The quartet, called the Music Givers, was among musical groups that for nine months performed seven days a week at the chapel. The quartet performed three times a day (she played on Monday mornings), and, like the other groups, the musicians played without masks or other protection from the dust and noxious fumes.

In mid-2018, Columbia developed a persistent cold. X-rays disclosed a tumor in her lung. Columbia’s smoking habit may well have contributed to her disease, but doctors suggested that the lung tumor, which metastasized to her brain, also may have been related to toxins she inhaled near the World Trade Center site. Aching ribs that she had attributed to a cough turned out to have resulted from the splintering of bone, caused by tumors in her marrow.

The tumor might have been detected earlier, doctors told her, but she had lacked health insurance and had skipped regular checkups.

After the diagnosis, she applied for free care as a responder under the World Trade Center Health Program. But perhaps because of a misunderstanding, a representative of the program told Columbia’s husband that “musicians don’t count” as responders, Lester said. Instead, Columbia was told to reapply as a survivor. She qualified in that category because she lived downtown.

But Columbia sought on principal to be classified as she had been on her original application. After all, she and the other musicians had responded in the best way they knew how. With the help of patient advocates, she was finally identified as a responder and admitted to the health program last month, just in time to qualify for home hospice coverage.

She died on Oct. 23 at her home in Yonkers, New York. She was 63. The cause was lung cancer, according to Lester, who chronicled her aunt’s travails last year in The New Yorker.

“She was quite possibly the first musician to qualify as a responder,” said Lydia Leon of the World Trade Center Health Registry, a research group established by the city and federal governments.

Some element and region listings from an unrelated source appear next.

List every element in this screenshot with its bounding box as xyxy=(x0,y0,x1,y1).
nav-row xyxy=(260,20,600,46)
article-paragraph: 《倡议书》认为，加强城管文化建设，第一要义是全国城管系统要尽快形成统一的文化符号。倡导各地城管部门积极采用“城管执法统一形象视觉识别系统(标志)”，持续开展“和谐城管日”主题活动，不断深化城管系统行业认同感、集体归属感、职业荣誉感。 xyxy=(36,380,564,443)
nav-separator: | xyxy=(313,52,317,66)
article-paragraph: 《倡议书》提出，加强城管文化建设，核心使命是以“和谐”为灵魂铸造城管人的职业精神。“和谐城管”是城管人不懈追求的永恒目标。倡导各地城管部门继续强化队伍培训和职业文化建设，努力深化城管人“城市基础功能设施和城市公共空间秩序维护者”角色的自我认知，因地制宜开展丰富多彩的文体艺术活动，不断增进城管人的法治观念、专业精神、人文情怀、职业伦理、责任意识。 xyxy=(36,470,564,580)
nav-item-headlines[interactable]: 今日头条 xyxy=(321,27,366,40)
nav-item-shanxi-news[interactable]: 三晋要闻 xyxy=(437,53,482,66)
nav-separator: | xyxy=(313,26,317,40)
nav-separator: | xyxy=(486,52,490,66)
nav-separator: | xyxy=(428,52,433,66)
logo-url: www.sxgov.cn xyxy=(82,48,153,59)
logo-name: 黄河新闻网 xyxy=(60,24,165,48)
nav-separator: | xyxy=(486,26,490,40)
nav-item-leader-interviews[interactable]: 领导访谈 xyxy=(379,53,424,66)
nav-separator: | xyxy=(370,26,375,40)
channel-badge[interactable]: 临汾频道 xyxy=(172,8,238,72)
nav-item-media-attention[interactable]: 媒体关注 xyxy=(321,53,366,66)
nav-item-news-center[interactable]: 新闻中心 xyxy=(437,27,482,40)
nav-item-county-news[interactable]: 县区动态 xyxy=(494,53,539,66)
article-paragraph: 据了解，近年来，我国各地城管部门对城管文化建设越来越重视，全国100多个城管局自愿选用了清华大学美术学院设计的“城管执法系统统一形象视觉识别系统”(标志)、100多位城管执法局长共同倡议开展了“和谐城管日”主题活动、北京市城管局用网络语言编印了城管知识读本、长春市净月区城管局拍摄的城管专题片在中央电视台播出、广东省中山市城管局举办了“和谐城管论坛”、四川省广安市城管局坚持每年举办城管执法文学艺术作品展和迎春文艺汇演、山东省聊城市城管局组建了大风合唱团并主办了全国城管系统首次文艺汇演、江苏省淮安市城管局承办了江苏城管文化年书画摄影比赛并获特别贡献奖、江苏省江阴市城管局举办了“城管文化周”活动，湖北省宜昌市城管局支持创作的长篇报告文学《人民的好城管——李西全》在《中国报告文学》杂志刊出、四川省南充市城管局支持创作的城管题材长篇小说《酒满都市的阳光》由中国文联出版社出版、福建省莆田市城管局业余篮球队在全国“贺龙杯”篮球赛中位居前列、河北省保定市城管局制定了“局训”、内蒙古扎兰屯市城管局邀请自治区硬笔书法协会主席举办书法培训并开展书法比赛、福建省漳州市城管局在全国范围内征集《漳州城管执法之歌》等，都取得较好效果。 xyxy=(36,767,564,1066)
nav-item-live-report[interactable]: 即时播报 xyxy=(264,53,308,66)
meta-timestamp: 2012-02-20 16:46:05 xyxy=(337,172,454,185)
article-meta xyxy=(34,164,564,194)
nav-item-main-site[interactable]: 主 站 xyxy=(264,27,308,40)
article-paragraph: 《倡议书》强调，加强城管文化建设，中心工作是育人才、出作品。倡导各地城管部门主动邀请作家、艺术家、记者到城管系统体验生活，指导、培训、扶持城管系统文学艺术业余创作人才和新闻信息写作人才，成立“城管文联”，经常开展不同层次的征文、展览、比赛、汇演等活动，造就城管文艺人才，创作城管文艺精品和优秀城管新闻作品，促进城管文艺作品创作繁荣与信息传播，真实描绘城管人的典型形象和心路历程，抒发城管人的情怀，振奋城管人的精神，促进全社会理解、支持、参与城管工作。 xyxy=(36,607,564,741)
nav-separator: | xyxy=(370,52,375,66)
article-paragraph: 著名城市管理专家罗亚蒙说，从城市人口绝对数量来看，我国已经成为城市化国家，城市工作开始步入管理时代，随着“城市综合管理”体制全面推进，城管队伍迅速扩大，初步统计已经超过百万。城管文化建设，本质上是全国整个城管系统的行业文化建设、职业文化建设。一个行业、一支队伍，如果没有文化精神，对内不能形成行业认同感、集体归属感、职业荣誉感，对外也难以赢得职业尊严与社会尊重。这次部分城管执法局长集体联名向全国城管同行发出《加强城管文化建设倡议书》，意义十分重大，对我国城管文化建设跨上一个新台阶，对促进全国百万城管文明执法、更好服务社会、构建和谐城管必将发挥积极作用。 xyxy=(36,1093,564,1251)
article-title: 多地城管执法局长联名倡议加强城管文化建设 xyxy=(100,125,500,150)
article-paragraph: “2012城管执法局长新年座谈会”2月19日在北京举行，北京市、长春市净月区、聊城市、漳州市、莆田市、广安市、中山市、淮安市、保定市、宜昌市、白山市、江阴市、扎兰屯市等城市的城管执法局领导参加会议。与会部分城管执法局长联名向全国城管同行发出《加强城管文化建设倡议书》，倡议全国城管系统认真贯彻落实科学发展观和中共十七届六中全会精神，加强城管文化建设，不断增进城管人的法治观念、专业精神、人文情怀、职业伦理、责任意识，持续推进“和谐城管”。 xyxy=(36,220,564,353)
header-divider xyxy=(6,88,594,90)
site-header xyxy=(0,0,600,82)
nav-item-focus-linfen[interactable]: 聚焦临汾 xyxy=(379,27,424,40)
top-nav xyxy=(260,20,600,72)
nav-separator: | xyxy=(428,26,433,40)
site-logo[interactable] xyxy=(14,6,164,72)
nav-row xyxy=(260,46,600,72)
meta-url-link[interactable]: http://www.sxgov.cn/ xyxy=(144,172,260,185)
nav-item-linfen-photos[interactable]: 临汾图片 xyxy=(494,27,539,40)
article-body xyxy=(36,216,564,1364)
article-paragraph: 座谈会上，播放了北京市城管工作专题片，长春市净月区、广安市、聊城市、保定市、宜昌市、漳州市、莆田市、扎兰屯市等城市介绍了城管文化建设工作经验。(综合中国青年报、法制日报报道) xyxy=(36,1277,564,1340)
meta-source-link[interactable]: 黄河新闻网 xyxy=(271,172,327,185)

Marya Ursula Columbia was born on April 22, 1956, in Greeley, Colorado, while her mother, Tsuneko Tokuyasu, was visiting there from New York. Tokuyasu was a lawyer, and later a judge, who has been described by the Brooklyn Public Library as the perhaps the first Japanese woman admitted to the bar in New York. Her own mother had been interned in California during World War II. Columbia’s father, Francis Columbia, was a lawyer, too.

The family moved from Brooklyn Heights to the South Bronx when she was 7. She attended the Bronx High School of Science, transferred to the North Carolina School of the Arts for her senior year, and earned a bachelor’s degree in performance from the Mannes College of Music, now the Mannes School of Music at the New School in Manhattan.

Columbia worked as a freelance violinist; toured with the New York City Opera as a principal second violinist; performed with musicians accompanying Josh Groban; played with a community orchestra in Merida, Venezuela; and performed with a string quartet of buskers on the corner of West Broadway and Spring Street in SoHo, where, she told The New York Times in 1984, Mozart’s “Eine Kleine Nachtmusik” and Pachelbel’s “Canon in D” were among the biggest moneymakers.

In 1989, she married Ronald Leo Fletcher, a luthier. He survives her along with two sisters, Susanne and Anne; and two brothers, Francis and Thomas. Another brother, Bobby, died earlier.

Not long after 9/11, the couple moved to Yonkers following a yearslong dispute with their landlord and a round of Housing Court hearings.

Nearly three-quarters of the almost 100,000 people enrolled in the federally funded World Trade Center Health Program were rescue workers and other responders. The rest are described as survivors.

“You know, we always felt, it’s so insignificant, what we do,” Columbia told The New Yorker. “But then we realized it is significant to these people to have a moment’s rest.”